Prep Jazz Band Reacts to Lockdown and Hybrid Learning


Seattle Prep Jazz band rehearses in a socially distanced format in the theater.

Sam McGee, Freelance Writer

With the new implementation of hybrid learning, many extracurricular activities at Prep are having re-adjust to in-person learning. This readjustment comes with facing the many new challenges and questions that come with in-person learning. The Prep Jazz Band is no exception to this, facing its own unique challenges and questions that have come with hybrid learning.

Since rehearsing and live performance are no longer an option, the band has had to change its focus from practicing and performing live pieces to learning things easier to teach in a virtual environment. Learning about music theory, jazz history and composition has become a major part of the jazz band experience during quarantine.

Jack Shoemaker ’22, who has played in the Band for two years said, “Musicians rely on being together, in the same room, to create jazz. Jazz is a collectively improvised music and to create jazz music while not occupying the same space is really hard.”  According to him, virtual learning in the Jazz Band consisted of “writing our own pieces, studying music theory, and studying jazz history”. He went on to say that “The program did its best to cope with not being able to play music together”.
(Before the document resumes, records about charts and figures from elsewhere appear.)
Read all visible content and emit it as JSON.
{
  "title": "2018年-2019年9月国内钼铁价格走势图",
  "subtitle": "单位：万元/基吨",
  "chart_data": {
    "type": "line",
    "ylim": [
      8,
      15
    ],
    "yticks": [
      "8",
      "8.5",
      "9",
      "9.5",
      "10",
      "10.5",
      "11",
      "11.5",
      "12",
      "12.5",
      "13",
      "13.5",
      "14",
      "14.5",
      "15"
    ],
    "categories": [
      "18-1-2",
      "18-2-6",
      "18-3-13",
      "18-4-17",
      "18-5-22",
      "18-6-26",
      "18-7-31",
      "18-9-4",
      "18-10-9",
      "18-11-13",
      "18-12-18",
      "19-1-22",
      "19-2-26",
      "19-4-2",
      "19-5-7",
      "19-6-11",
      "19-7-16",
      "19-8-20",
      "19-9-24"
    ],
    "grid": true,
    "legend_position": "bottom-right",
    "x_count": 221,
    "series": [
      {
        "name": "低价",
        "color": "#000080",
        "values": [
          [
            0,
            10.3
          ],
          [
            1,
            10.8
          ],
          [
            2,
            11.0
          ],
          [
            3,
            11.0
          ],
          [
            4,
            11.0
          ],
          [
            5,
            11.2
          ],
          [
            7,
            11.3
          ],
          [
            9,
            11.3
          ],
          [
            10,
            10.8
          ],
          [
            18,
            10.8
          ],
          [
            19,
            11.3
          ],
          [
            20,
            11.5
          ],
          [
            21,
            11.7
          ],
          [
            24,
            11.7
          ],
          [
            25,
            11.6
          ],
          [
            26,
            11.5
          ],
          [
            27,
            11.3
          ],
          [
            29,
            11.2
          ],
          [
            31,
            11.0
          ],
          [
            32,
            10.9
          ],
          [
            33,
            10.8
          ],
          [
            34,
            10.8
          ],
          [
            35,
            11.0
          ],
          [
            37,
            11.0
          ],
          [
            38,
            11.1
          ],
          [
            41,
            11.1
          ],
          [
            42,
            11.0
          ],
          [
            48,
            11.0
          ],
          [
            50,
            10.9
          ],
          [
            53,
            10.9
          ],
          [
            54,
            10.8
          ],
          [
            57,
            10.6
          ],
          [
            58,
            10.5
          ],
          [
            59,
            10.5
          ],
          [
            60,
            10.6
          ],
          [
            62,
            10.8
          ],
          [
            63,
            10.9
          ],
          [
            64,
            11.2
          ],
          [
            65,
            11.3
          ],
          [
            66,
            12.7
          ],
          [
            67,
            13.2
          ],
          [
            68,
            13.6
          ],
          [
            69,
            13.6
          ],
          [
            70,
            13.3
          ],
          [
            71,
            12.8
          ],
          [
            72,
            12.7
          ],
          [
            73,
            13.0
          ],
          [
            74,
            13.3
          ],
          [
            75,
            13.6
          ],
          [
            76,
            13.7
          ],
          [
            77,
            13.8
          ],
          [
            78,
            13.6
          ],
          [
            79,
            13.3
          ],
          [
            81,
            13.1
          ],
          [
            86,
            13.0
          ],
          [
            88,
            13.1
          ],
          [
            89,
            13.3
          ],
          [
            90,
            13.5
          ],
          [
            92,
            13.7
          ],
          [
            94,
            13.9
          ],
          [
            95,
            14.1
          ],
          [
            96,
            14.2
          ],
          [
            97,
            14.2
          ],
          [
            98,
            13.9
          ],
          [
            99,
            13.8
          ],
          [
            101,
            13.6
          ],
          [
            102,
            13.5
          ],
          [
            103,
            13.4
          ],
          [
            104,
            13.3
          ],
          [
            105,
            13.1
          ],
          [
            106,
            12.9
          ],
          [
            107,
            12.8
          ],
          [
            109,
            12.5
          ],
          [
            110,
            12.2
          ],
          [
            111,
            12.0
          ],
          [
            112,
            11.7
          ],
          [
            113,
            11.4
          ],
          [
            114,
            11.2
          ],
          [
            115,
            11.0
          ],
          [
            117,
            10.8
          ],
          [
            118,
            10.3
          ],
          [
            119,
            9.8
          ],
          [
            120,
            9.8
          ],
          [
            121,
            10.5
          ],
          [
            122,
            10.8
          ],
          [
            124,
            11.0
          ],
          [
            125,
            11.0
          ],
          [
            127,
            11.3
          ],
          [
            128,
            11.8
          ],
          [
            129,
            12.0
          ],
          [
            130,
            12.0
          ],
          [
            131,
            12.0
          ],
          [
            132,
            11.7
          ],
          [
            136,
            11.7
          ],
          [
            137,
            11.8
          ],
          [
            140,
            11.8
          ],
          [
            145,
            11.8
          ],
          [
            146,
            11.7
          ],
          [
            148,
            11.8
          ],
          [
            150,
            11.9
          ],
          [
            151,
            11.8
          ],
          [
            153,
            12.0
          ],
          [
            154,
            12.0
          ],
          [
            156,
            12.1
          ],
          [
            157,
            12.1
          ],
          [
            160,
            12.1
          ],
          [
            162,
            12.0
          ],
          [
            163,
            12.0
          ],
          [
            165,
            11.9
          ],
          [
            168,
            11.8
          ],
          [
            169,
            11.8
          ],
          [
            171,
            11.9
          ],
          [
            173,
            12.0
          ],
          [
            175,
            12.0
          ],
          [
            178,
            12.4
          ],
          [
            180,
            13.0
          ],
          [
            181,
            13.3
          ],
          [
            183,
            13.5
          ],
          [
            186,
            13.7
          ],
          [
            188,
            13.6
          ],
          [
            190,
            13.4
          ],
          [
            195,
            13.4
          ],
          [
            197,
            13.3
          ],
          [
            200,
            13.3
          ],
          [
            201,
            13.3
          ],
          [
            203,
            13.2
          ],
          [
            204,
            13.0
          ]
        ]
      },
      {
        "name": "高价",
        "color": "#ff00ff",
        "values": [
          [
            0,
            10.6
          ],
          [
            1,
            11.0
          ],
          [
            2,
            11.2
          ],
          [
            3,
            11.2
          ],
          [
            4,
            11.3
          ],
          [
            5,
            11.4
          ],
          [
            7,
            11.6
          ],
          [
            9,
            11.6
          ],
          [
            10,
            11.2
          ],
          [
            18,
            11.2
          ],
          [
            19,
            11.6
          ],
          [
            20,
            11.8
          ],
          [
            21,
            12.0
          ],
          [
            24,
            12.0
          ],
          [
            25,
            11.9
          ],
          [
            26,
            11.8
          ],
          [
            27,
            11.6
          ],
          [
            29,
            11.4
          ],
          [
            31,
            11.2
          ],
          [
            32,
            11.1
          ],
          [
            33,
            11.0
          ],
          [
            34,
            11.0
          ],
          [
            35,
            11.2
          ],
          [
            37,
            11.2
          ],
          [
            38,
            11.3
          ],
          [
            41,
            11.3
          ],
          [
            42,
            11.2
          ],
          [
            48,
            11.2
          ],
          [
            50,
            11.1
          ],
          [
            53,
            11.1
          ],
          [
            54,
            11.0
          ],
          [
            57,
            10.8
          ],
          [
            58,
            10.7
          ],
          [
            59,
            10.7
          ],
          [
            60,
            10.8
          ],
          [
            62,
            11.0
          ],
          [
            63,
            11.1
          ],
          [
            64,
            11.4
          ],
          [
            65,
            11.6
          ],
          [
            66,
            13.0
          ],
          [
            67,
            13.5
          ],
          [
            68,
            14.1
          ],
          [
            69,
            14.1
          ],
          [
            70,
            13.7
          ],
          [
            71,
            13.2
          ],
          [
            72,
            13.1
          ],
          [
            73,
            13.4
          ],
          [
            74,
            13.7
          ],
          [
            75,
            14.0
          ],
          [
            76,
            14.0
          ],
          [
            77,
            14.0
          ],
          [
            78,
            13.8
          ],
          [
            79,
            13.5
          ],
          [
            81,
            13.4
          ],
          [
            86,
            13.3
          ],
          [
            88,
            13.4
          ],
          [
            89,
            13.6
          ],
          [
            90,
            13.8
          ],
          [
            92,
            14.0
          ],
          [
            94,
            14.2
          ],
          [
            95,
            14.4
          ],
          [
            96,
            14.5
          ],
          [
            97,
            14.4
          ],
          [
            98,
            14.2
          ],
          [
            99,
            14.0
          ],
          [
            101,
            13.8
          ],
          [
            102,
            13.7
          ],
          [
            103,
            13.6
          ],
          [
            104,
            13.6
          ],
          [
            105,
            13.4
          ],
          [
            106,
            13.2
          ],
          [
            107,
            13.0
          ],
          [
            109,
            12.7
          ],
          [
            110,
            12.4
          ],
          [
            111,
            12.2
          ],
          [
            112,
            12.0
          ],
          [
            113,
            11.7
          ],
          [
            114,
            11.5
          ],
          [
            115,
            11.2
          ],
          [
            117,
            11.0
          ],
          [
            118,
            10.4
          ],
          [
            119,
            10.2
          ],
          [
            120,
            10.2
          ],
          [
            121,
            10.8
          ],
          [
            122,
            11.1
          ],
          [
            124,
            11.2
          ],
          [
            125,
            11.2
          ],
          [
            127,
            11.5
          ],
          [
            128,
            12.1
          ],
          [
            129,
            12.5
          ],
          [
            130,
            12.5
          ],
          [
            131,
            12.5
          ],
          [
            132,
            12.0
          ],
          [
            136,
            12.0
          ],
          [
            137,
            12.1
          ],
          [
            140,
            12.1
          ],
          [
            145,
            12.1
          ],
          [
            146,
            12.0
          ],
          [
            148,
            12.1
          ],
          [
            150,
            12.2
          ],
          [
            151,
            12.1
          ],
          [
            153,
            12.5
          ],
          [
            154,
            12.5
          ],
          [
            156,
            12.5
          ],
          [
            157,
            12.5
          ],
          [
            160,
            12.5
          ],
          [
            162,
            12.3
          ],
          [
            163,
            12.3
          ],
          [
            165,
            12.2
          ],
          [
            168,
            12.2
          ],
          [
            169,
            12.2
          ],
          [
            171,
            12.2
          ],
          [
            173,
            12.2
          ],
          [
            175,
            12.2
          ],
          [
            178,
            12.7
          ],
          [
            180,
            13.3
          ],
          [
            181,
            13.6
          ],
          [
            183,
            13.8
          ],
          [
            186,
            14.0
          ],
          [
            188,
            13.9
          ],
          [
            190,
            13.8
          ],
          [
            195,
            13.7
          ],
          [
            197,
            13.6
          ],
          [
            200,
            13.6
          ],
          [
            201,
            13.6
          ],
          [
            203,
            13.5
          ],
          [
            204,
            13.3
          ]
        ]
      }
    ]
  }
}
 After some initial struggles, the jazz band finally began to hit its stride in regard to how it would function in a fully remote setting, but just as that occurred, the implementation of hybrid learning came to fruition, bringing with it many benefits but also many challenges and questions as to how the Jazz Band should proceed.

Since the introduction of hybrid learning, in-person rehearsals have become a feature of the jazz band once more. According to Ms. Bost, the head of the Jazz Band, the Jazz Band works on a “One week on, one week off schedule”, where there is one week of in-person rehearsals and then one week of composition work. She described the in-person rehearsals as “chaotic at times”, but that “it’s working out quite well given the circumstances.” She credits this in large part its due to the willingness of her students. She said, “I’m proud of my students, they all roll with the punches which helps me roll with the punches”.

Students seem to agree with her sentiment regarding the rehearsals, with Joaquin Galindo ’22 saying it “makes something possible that simply isn’t possible virtually”.

However, questions around curriculum have also arisen with the implementation of hybrid learning. Since its implementation, Ms. Bost has had ideas surrounding making specific parts of the subjects initially designed to only be taught during remote learning a permanent addition to the Jazz Band’s curriculum when we return to full, in-person classes.

“We lost things when we transitioned from ‘normalcy’ to quarantine but transitioning back to normal also means we may lose things created during quarantine as well”, she continued, “Things such as music theory and composition might be some of what’s lost.”

While she made no definitive statements on the future, going forward she “hopes to keep a focus on music theory and composition, perhaps even in its own class.”

Though hybrid may bring with it new challenges and questions for the Prep Jazz Band, it seems like, as Jack put it, “hybrid has allowed the Prep Jazz Program to start the second semester on a high note for both students and staff.”